In his speech, the Head of Mission greeted the audience and thanked the Hungarian authorities for providing vaccines during the Covid pandemic. He praised his small but efficient embassy staff for their professional and dedicated work. He also mentioned that due to the horror and death that happened in Ukraine, the consular section of the embassy has been very busy in the last four months issuing thousands of documents for Ukrainian refuges, arriving to the borders of Hungary. By this they can start a new life in Portugal. The country has a large Ukrainian community, the second largest after Brazil. He also underlined that many Portuguese living in Hungary did activities, they volunteered, went to the borders, helped the refugees to flee the crises that happened there.
The Ambassador quoted a Portuguese saying: Hope is the Last to Die. Ambassadors really have to play on that hope, diplomats with their words and actions can make this world a bit better. The guests raised their glasses to hope.
Luis de Camões was a great Portuguese poet and chronicler of the Age of Discoveries. He was the author of Portugal’s national epic poem Os Lusíadas (Soul of Portugal), which is considered the most important piece of Portuguese literature and has become a symbol of the glory of the Portuguese nation, that he wrote in Macau. It was the first European colony in Asia to be conquered by Portuguese settlers in the 16th century and played a significant role in Portuguese history.
The renowned poet arrived there in 1556 and worked on his noted epic about Portuguese history and achievements in the Grotto, his former home, situated in the Garden that bears his name. The work describes the discovery of a sea route to India by Vasco da Gamma, who was the first European to reach India by sea. Os Lusíadas, a masterpiece, was first published in 1572.

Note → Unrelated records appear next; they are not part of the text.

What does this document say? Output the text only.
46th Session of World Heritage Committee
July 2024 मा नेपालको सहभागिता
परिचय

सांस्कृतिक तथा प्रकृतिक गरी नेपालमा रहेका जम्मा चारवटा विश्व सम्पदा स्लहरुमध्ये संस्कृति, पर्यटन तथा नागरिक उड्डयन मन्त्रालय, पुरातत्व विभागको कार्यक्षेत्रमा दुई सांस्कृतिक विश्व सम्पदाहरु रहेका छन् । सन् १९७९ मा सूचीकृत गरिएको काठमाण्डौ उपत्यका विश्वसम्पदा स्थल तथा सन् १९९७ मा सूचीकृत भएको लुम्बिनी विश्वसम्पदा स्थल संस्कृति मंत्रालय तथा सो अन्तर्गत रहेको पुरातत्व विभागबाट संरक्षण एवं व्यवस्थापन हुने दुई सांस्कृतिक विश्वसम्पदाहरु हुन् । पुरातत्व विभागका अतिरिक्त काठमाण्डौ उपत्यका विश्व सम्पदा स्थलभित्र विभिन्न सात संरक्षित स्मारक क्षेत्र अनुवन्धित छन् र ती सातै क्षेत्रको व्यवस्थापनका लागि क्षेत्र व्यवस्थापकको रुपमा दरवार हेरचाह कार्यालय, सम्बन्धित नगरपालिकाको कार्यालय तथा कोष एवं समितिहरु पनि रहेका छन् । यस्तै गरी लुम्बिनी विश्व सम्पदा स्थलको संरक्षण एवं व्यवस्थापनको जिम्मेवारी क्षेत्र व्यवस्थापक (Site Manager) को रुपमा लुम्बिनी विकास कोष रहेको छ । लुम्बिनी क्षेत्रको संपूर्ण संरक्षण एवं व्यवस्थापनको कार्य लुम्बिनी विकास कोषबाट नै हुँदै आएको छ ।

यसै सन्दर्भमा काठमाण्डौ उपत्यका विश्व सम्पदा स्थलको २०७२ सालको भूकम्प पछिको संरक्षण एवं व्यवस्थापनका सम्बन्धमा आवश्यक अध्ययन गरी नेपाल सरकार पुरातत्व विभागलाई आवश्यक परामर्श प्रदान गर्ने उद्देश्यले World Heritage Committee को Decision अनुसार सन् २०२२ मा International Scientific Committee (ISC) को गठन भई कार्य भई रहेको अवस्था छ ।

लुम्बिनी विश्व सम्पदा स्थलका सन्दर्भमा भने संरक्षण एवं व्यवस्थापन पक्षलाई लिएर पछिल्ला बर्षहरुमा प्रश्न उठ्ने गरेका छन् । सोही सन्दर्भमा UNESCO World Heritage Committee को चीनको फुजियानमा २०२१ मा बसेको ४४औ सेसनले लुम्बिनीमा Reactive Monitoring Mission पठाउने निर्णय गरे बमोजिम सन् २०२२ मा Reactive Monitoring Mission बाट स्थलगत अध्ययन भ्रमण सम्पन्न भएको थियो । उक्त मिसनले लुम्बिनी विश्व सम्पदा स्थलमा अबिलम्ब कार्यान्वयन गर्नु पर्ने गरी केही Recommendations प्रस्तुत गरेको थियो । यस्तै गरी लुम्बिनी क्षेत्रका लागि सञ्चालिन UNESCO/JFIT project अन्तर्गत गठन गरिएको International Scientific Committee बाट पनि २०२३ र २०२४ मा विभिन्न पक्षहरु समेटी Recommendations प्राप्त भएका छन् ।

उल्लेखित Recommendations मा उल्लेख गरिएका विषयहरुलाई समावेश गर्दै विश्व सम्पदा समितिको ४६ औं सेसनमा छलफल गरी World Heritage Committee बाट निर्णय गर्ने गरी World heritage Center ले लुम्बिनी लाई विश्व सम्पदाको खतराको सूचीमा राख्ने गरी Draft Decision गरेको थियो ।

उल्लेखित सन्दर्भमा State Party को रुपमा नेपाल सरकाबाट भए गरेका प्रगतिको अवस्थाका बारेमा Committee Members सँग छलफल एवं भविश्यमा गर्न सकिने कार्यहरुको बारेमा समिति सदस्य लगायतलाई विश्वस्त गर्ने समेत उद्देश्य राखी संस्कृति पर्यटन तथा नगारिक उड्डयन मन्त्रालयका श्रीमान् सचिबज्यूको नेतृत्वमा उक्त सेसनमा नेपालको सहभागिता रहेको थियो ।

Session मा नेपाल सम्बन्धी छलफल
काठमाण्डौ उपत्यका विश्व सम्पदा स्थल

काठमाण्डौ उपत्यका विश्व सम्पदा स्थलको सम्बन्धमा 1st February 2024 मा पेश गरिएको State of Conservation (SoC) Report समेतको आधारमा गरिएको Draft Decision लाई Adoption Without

Camões was a colourful character, known as an explorer and adventurer, he lost the sight in his right eye in a battle with the Moors at Ceuta. After losing his eye, Camões became the better sword basher of his era. He even survived a shipwreck in the region of today’s Vietnam. A legend says that in order to save his Os Lusíadas, Camões had to keep his poem above water with one hand, while using his other arm to swim through the dangerous waters of the sea. His patriotism and bravery are just a few of his great qualities that have made him a national hero, and the Portuguese nation has chosen to celebrate Portugal Day in his honour. Camões died in 1580, when Portugal lost its independence to Spain and a period of rule by three generations of Spanish kings began. The country only regained its independence after more than 60 years. Camões rests in the tomb at Jerónimos Monastery in Lisbon.